Chris Conway

Personal information
- Born: County Laois

Sport
- Sport: Gaelic football
- Position: Corner forward

Club
- Years: Club
- Arles/Kilcruise

Club titles
- Laois titles: 1
- Leinster titles: 0

Inter-county
- Years: County
- To 2007: Laois

Inter-county titles
- Leinster titles: 1

= Chris Conway =

Laois Gaelic footballer

Chris Conway is a Gaelic football coach and player from County Laois.

He plays for the Arles-Kilcruise club. He formerly played at centre forward for Laois and in 2003 was part of the Laois team that won the Leinster Senior Football Championship title for the first time since 1946, before departing the inter-county scene after the 2006 season.

Conway emerged on to the scene in 1996 as part of the Laois minor team that won the All-Ireland Minor Football Championship title.

In 2003 his club Arles-Kilcruise won the Laois Senior Football Championship title under the captaincy of his brother, Paudge.
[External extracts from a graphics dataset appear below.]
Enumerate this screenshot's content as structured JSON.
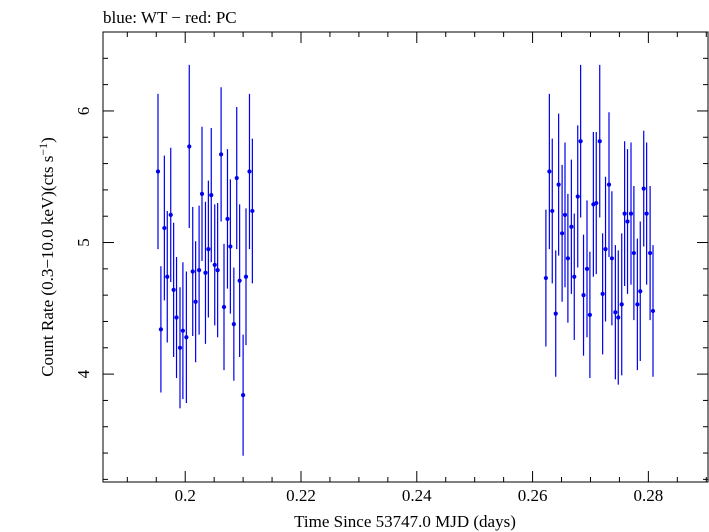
{
  "chart_data": {
    "type": "scatter",
    "title": "blue: WT − red: PC",
    "xlabel": "Time Since 53747.0 MJD (days)",
    "ylabel_main": "Count Rate (0.3−10.0 keV)(cts s",
    "ylabel_sup": "−1",
    "ylabel_end": ")",
    "xlim": [
      0.1858,
      0.2903
    ],
    "ylim": [
      3.18,
      6.6
    ],
    "x_major_ticks": [
      0.2,
      0.22,
      0.24,
      0.26,
      0.28
    ],
    "x_tick_labels": [
      "0.2",
      "0.22",
      "0.24",
      "0.26",
      "0.28"
    ],
    "x_minor_step": 0.005,
    "y_major_ticks": [
      4,
      5,
      6
    ],
    "y_tick_labels": [
      "4",
      "5",
      "6"
    ],
    "y_minor_step": 0.2,
    "grid": false,
    "series": [
      {
        "color": "#0000ee",
        "x": [
          0.1953,
          0.1958,
          0.1964,
          0.1969,
          0.1975,
          0.198,
          0.1985,
          0.1991,
          0.1996,
          0.2002,
          0.2007,
          0.2013,
          0.2018,
          0.2024,
          0.2029,
          0.2035,
          0.204,
          0.2045,
          0.2051,
          0.2056,
          0.2062,
          0.2067,
          0.2073,
          0.2078,
          0.2084,
          0.2089,
          0.2094,
          0.21,
          0.2105,
          0.2111,
          0.2116,
          0.2623,
          0.2629,
          0.2634,
          0.264,
          0.2645,
          0.2651,
          0.2656,
          0.2661,
          0.2667,
          0.2672,
          0.2678,
          0.2683,
          0.2688,
          0.2694,
          0.2699,
          0.2705,
          0.271,
          0.2716,
          0.2721,
          0.2726,
          0.2732,
          0.2737,
          0.2743,
          0.2748,
          0.2754,
          0.2759,
          0.2764,
          0.277,
          0.2775,
          0.2781,
          0.2786,
          0.2792,
          0.2797,
          0.2803,
          0.2808
        ],
        "y": [
          5.54,
          4.34,
          5.11,
          4.74,
          5.21,
          4.64,
          4.43,
          4.2,
          4.33,
          4.28,
          5.73,
          4.78,
          4.55,
          4.79,
          5.37,
          4.77,
          4.95,
          5.36,
          4.83,
          4.79,
          5.67,
          4.51,
          5.18,
          4.97,
          4.38,
          5.49,
          4.71,
          3.84,
          4.74,
          5.54,
          5.24,
          4.73,
          5.54,
          5.24,
          4.46,
          5.44,
          5.07,
          5.21,
          4.88,
          5.12,
          4.74,
          5.35,
          5.77,
          4.6,
          4.8,
          4.45,
          5.29,
          5.3,
          5.77,
          4.61,
          4.95,
          5.44,
          4.88,
          4.47,
          4.43,
          4.53,
          5.22,
          5.16,
          5.22,
          4.92,
          4.53,
          4.63,
          5.41,
          5.22,
          4.92,
          4.48
        ],
        "err": [
          0.59,
          0.48,
          0.55,
          0.5,
          0.51,
          0.51,
          0.46,
          0.46,
          0.52,
          0.5,
          0.62,
          0.49,
          0.46,
          0.49,
          0.51,
          0.54,
          0.52,
          0.51,
          0.46,
          0.51,
          0.51,
          0.48,
          0.53,
          0.51,
          0.43,
          0.54,
          0.58,
          0.46,
          0.52,
          0.59,
          0.55,
          0.52,
          0.59,
          0.55,
          0.48,
          0.54,
          0.52,
          0.55,
          0.49,
          0.51,
          0.48,
          0.54,
          0.58,
          0.46,
          0.52,
          0.48,
          0.55,
          0.54,
          0.58,
          0.46,
          0.55,
          0.55,
          0.51,
          0.51,
          0.51,
          0.54,
          0.55,
          0.55,
          0.54,
          0.51,
          0.5,
          0.53,
          0.44,
          0.54,
          0.51,
          0.5
        ]
      }
    ]
  }
}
Conway also had a coaching role with Knockbeg College, where he is a schoolteacher, and guided his "alma mater" to a 2005 All-Ireland Senior Colleges title.

Conway finished his inter-county career with the Laois football team at the end of the 2007 season.

He joined the Laois backroom team as a coach (alongside Brian "Beano" McDonald) under the management of Billy Sheehan, who was appointed manager in October 2021.